FT 2019 Preview: Will MLS teams have to adjust to a new era?

As opposed to the previous state of affairs where the MLS was just a resting place for the super stars who were winding down their careers, its fast becoming a reliable source for budding talent. We are seeing young soccer players from communities which were never really known for the game, coming in and stealing the show.
— Dennis Takaendesa, FirstTouch Africa

It came as a surprise particularly to outsiders as quite a number of the Major League Soccer groomed players began to make inroads to some of the perceived best leagues in the world, or at least being linked with such moves. Soccer in the United States is yet to be celebrated as much as in other territories and continents but the effort put by organisers, extra hours shifted in by players and the passion contributed by the most passionate of fans is starting to pay dividends.

Chris Richards #34 of Bayern Munich defends Riyad Mahrez #26 of Manchester City during the first half of the International Champions Cup at Hard Rock Stadium on July 28, 2018 in Miami, Florida.  (July 27, 2018 - Source: Michael Reaves/Getty Images North America)

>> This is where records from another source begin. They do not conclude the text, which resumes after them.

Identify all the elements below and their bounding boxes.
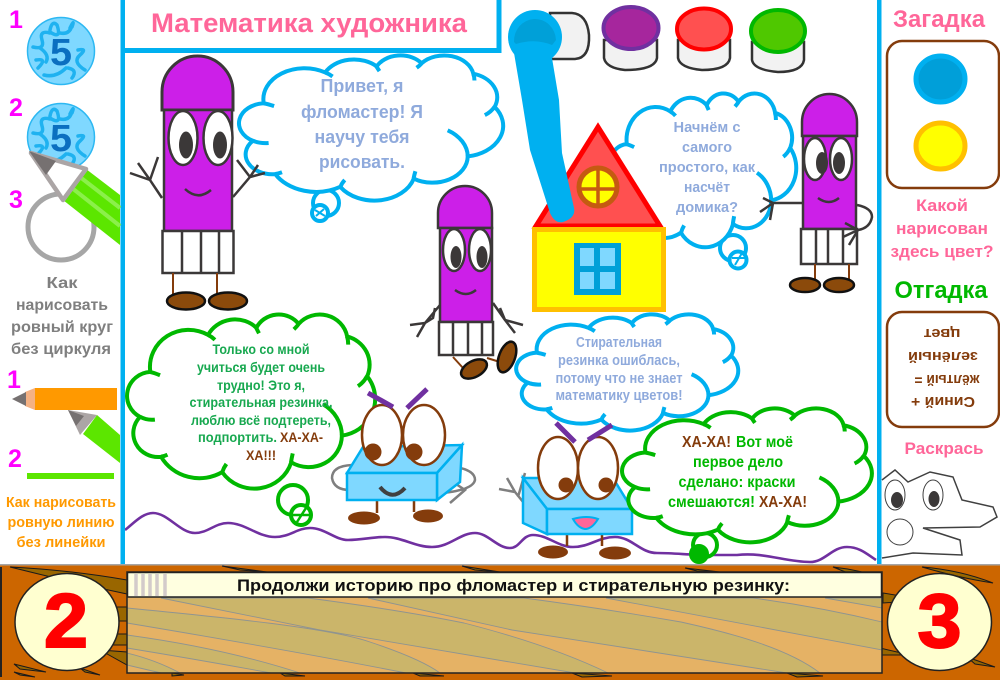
riddle heading: Загадка <box>893 6 986 33</box>
step 2 coin <box>28 104 94 170</box>
cloud text: Стирательная <box>576 335 662 351</box>
colouring outline: crocodile <box>882 470 997 558</box>
can 1 body <box>550 13 589 59</box>
step 2 coin: 5 <box>50 118 72 160</box>
speech cloud: math of colours <box>516 314 738 431</box>
bottom wood panel <box>0 564 1000 680</box>
step number 1: 1 <box>7 366 21 394</box>
speech cloud: marker greeting <box>239 55 503 221</box>
upside-down answer <box>908 325 980 410</box>
riddle question: нарисован <box>896 219 988 238</box>
house <box>534 127 664 310</box>
page number badge 2 <box>15 574 119 670</box>
roof <box>536 127 660 226</box>
cloud text: Начнём с <box>674 119 740 136</box>
caption: circle without compass: нарисовать <box>16 297 108 314</box>
cloud text <box>190 341 332 463</box>
story writing area <box>127 572 882 673</box>
cloud text <box>659 119 755 216</box>
drawn circle <box>28 194 94 260</box>
cloud text <box>668 434 807 511</box>
upside-down answer: цвет <box>924 325 960 342</box>
character: small marker sitting <box>410 186 523 383</box>
cloud text: насчёт <box>684 179 730 196</box>
cloud text: потому что не знает <box>556 371 682 387</box>
colouring heading: Раскрась <box>904 439 984 458</box>
icon: orange pencil <box>12 388 117 410</box>
cloud text: Вот моё <box>736 434 793 451</box>
cloud text: ХА-ХА- <box>280 429 323 445</box>
window <box>574 243 621 295</box>
green paint can <box>751 10 805 72</box>
character: eraser left <box>332 389 475 524</box>
cloud text: стирательная резинка, <box>190 394 332 410</box>
right vertical divider <box>877 0 882 565</box>
riddle box <box>887 41 999 188</box>
upside-down answer: жёлтый = <box>914 371 980 388</box>
blue dot <box>916 56 965 102</box>
blue paint spill <box>508 10 574 222</box>
red paint can <box>677 8 731 70</box>
step number 3: 3 <box>9 186 23 214</box>
cloud text: первое дело <box>693 454 783 471</box>
step 1 coin: 5 <box>50 32 72 74</box>
step number 1: 1 <box>9 6 23 34</box>
cloud text: ХА!!! <box>246 447 276 463</box>
icon: green pencil <box>68 410 120 463</box>
title: Математика художника <box>151 8 468 38</box>
riddle question <box>890 196 994 261</box>
caption: circle without compass: без циркуля <box>11 341 111 358</box>
cloud text: домика? <box>676 199 738 216</box>
cloud text: люблю всё подтереть, <box>191 412 331 428</box>
cloud text: фломастер! Я <box>301 102 423 122</box>
cloud text: Только со мной <box>212 341 310 357</box>
caption: line without ruler: без линейки <box>16 534 106 551</box>
story prompt bar <box>128 572 882 597</box>
cloud text: смешаются! <box>668 494 755 511</box>
cloud text: ХА-ХА! <box>682 434 731 451</box>
right panel: riddle <box>887 6 999 261</box>
page number badge 3: 3 <box>918 579 962 664</box>
cloud text <box>556 335 682 404</box>
drawn green line <box>27 473 114 479</box>
speech cloud: colours mix <box>622 408 872 562</box>
answer box <box>887 312 999 427</box>
paint cans <box>550 7 805 72</box>
upside-down answer: зелёный <box>908 348 978 365</box>
wavy purple line <box>125 513 876 562</box>
cloud text: математику цветов! <box>556 388 682 404</box>
cloud text: сделано: краски <box>678 474 796 491</box>
character: right marker <box>760 94 872 292</box>
cloud text: простого, как <box>659 159 755 176</box>
answer heading: Отгадка <box>894 277 988 304</box>
house wall <box>534 230 664 310</box>
speech cloud: let's draw a house <box>609 93 796 268</box>
caption: circle without compass: Как <box>46 275 79 292</box>
riddle question: Какой <box>916 196 968 215</box>
step number 2: 2 <box>8 445 22 473</box>
left panel: line tutorial <box>7 366 120 479</box>
caption: line without ruler <box>6 494 116 551</box>
caption: line without ruler: ровную линию <box>8 514 115 531</box>
cloud text: трудно! Это я, <box>217 377 305 393</box>
yellow dot <box>916 123 965 169</box>
page number badge 3 <box>888 574 992 670</box>
cloud text: учиться будет очень <box>197 359 325 375</box>
cloud text: ХА-ХА! <box>759 494 807 511</box>
character: big marker <box>130 56 265 310</box>
character: eraser right <box>499 423 665 560</box>
cloud text: резинка ошиблась, <box>558 353 680 369</box>
upside-down answer: Синий + <box>911 393 975 410</box>
purple paint can <box>604 7 658 70</box>
speech cloud: eraser threat <box>127 315 375 525</box>
step 1 coin <box>28 18 94 84</box>
page number badge 2: 2 <box>44 579 88 664</box>
left vertical divider <box>120 0 125 565</box>
cloud text <box>301 76 423 172</box>
riddle question: здесь цвет? <box>890 242 994 261</box>
icon: green pencil on circle <box>29 151 120 245</box>
right panel: answer <box>887 277 999 427</box>
cloud text: самого <box>682 139 732 156</box>
step number 2: 2 <box>9 94 23 122</box>
story prompt bar: Продолжи историю про фломастер и стирательную резинку: <box>237 576 790 595</box>
caption: line without ruler: Как нарисовать <box>6 494 116 511</box>
title box <box>122 0 499 50</box>
caption: circle without compass <box>11 275 113 358</box>
cloud text: подпортить. <box>198 429 277 445</box>
attic window <box>579 168 617 206</box>
cloud text: Привет, я <box>320 76 404 96</box>
cloud text: научу тебя <box>314 127 410 147</box>
cloud text: рисовать. <box>319 152 405 172</box>
left panel: circle tutorial <box>9 6 120 260</box>
caption: circle without compass: ровный круг <box>11 319 113 336</box>
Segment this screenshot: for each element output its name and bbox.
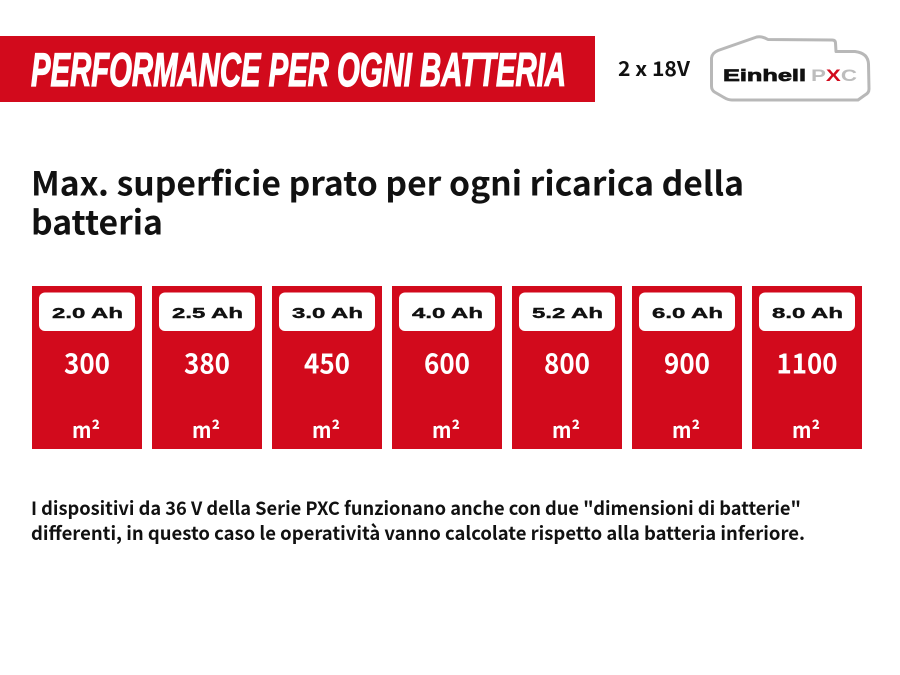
footnote text: differenti, in questo caso le operatività vanno calcolate rispetto alla batteria inferiore. <box>31 520 805 546</box>
card: 2.0 Ah: 300 <box>64 342 110 382</box>
card: 4.0 Ah: m² <box>432 415 460 445</box>
card: 3.0 Ah <box>272 286 382 449</box>
footnote text: I dispositivi da 36 V della Serie PXC funzionano anche con due "dimensioni di batterie" <box>31 495 801 521</box>
card: 6.0 Ah: 900 <box>664 342 710 382</box>
heading <box>31 158 744 244</box>
heading: batteria <box>31 196 163 244</box>
card: 2.0 Ah: 2.0 Ah <box>52 305 123 322</box>
card: 5.2 Ah: 800 <box>544 342 590 382</box>
card: 6.0 Ah: m² <box>672 415 700 445</box>
card: 6.0 Ah <box>632 286 742 449</box>
voltage label: 2 x 18V <box>618 53 691 82</box>
heading: Max. superficie prato per ogni ricarica della <box>31 158 744 206</box>
icon: Einhell PXC battery: Einhell <box>723 66 806 85</box>
card: 8.0 Ah <box>752 286 862 449</box>
card: 8.0 Ah: 8.0 Ah <box>772 305 843 322</box>
footnote text <box>31 495 805 546</box>
card: 6.0 Ah: 6.0 Ah <box>652 305 723 322</box>
card: 2.0 Ah <box>32 286 142 449</box>
card: 8.0 Ah: 1100 <box>776 342 838 382</box>
icon: Einhell PXC battery: PXC <box>811 66 857 85</box>
card: 3.0 Ah: 450 <box>304 342 350 382</box>
card: 4.0 Ah <box>392 286 502 449</box>
card: 5.2 Ah: 5.2 Ah <box>532 305 603 322</box>
card: 8.0 Ah: m² <box>792 415 820 445</box>
card: 2.5 Ah: m² <box>192 415 220 445</box>
header banner <box>0 36 595 102</box>
card: 5.2 Ah <box>512 286 622 449</box>
card: 2.5 Ah: 2.5 Ah <box>172 305 243 322</box>
card: 4.0 Ah: 600 <box>424 342 470 382</box>
card: 3.0 Ah: m² <box>312 415 340 445</box>
header banner: PERFORMANCE PER OGNI BATTERIA <box>31 43 566 96</box>
icon: Einhell PXC battery <box>712 37 869 100</box>
card: 5.2 Ah: m² <box>552 415 580 445</box>
card: 2.0 Ah: m² <box>72 415 100 445</box>
card: 2.5 Ah <box>152 286 262 449</box>
card: 3.0 Ah: 3.0 Ah <box>292 305 363 322</box>
card: 4.0 Ah: 4.0 Ah <box>412 305 483 322</box>
card: 2.5 Ah: 380 <box>184 342 230 382</box>
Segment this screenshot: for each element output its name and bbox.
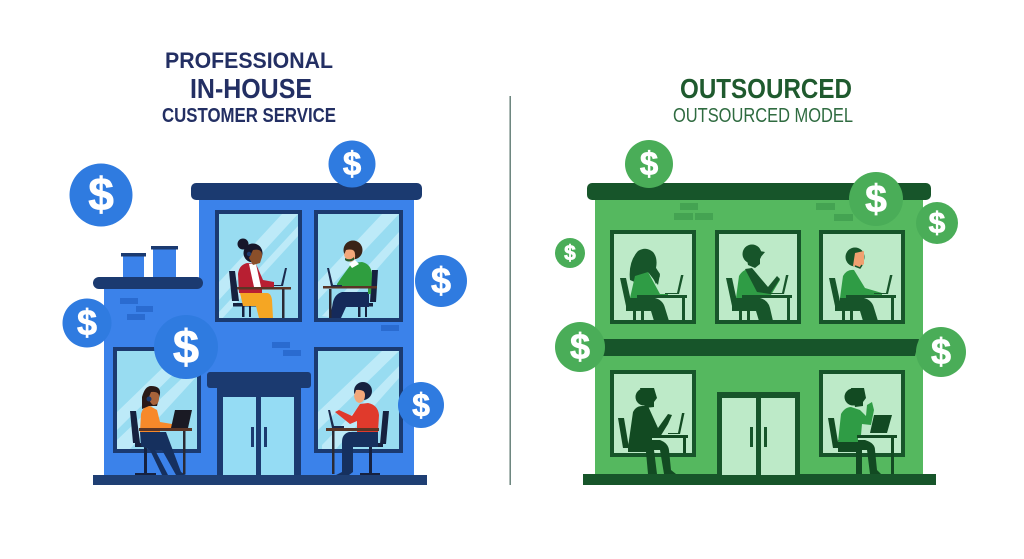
center divider: [510, 96, 511, 485]
icon: blue dollar coin right: $: [431, 260, 451, 301]
entrance door: [207, 372, 311, 475]
figure: man at desk: [323, 240, 378, 318]
mid band: [603, 339, 919, 356]
icon: green dollar coin far right: $: [929, 207, 946, 240]
window: man in green: [314, 210, 403, 322]
upper roof: [191, 183, 422, 200]
icon: green dollar coin band left: $: [570, 326, 590, 367]
icon: blue dollar coin right: [415, 255, 467, 307]
ground: [93, 475, 427, 485]
icon: green dollar coin roof right: [849, 172, 903, 226]
icon: green dollar coin top: $: [640, 145, 658, 182]
icon: blue dollar coin top: [328, 140, 376, 188]
entrance door: [717, 392, 800, 475]
building body: [104, 198, 414, 475]
panel: outsourced green building: [583, 183, 936, 485]
icon: green dollar coin top: [625, 140, 673, 188]
building body: [595, 198, 923, 475]
icon: blue dollar coin lower left: $: [77, 302, 97, 343]
icon: green dollar coin band left: [555, 322, 605, 372]
icon: green dollar coin band right: $: [931, 331, 951, 372]
title: in-house heading: CUSTOMER SERVICE: [162, 105, 336, 127]
title: in-house heading: PROFESSIONAL: [165, 48, 333, 73]
window: silhouette man with phone: [715, 230, 801, 324]
icon: blue dollar coin large left: $: [88, 168, 114, 220]
icon: blue dollar coin lower right: $: [412, 387, 430, 423]
bricks: [120, 298, 399, 356]
icon: green dollar coin small left: [555, 238, 585, 268]
figure: woman at desk: [229, 238, 291, 318]
window: woman in orange: [113, 347, 201, 453]
window: woman in red: [215, 210, 302, 322]
roof: [587, 183, 931, 200]
lower roof: [93, 277, 203, 289]
figure: silhouette seated agent: [618, 388, 688, 474]
icon: green dollar coin roof right: $: [865, 178, 887, 221]
icon: blue dollar coin top: $: [343, 145, 361, 182]
figure: green-shirted agent: [829, 248, 896, 321]
title: outsourced heading: OUTSOURCED: [680, 73, 852, 104]
figure: green agent with laptop: [828, 388, 897, 474]
icon: green dollar coin small left: $: [564, 242, 576, 265]
window: bottom right agent: [819, 370, 905, 457]
figure: woman in orange at desk: [130, 386, 192, 475]
window: bottom left silhouette: [610, 370, 696, 457]
window: man in red: [314, 347, 403, 453]
window: agent with orange face: [819, 230, 905, 324]
ground: [583, 474, 936, 485]
chimneys: [121, 246, 178, 278]
title: in-house heading: IN-HOUSE: [190, 73, 312, 104]
icon: blue dollar coin lower right: [398, 382, 444, 428]
icon: green dollar coin band right: [916, 327, 966, 377]
figure: man in red at desk: [326, 382, 389, 475]
bricks: [674, 203, 853, 221]
icon: blue dollar coin large left: [70, 164, 132, 226]
icon: blue dollar coin center: $: [173, 320, 199, 373]
panel: in-house blue building: [93, 183, 427, 485]
icon: green dollar coin far right: [916, 202, 958, 244]
figure: agent with phone: [726, 244, 792, 321]
window: silhouette woman with headset: [610, 230, 696, 324]
title: in-house heading: [162, 48, 336, 127]
title: outsourced heading: OUTSOURCED MODEL: [673, 105, 853, 127]
title: outsourced heading: [673, 73, 853, 127]
icon: blue dollar coin center: [154, 315, 218, 379]
icon: blue dollar coin lower left: [62, 298, 112, 348]
figure: long-haired agent: [620, 249, 687, 321]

Chris Richards #34 of Bayern Munich defends Riyad Mahrez #26 of Manchester City during the first half of the International Champions Cup at Hard Rock Stadium on July 28, 2018 in Miami, Florida.

(July 27, 2018 - Source: Michael Reaves/Getty Images North America)

As opposed to the previous state of affairs where the MLS was just a resting place for the super stars who were winding down their careers, its fast becoming a reliable source for budding talent. We are seeing young soccer players from communities which were never really known for the game, coming in and stealing the show. Individuals from the Caribbean Islands, Africans and the CONCACAF in general are fast using the MLS as a platform to grow and even possibly transiting to the “soccer capital of the world,” which in my opinion is Europe. We saw individuals such as Venezuela’s Josef Martinez who has apparently gotten his big break at a later age but doing so with much grace and elegance. The 25-year-old banged 35 MLS goals and registered 6 assists in only 39 appearances, that kind of record stands out anywhere around the world. He is just annoyingly prolific and capped the year by winning the MVP award, ahead of the heralded Zlatan Ibrahimovic or Wayne Rooney. Martinez is not the least of them, other players such as the 24-year-old playmaker, Paraguayan Miguel Almiron who was his partner in crime has since been linked to a host of premier league clubs including the Arsenal. Two 18-year-olds namely Canadian footballer, Alphonso Davies of Ghanaian origin and USA’s Chris Richards have already escaped the grasp of Vancouver Whitecaps and FC Dallas respectively, captured by German champions in Bayern Munich.

For the most part, the MLS had been used to receiving stars and now they seemingly have to quickly adjust to giving out. It will be interesting to see how that pans out. If you ask me, it’s a very much welcome development.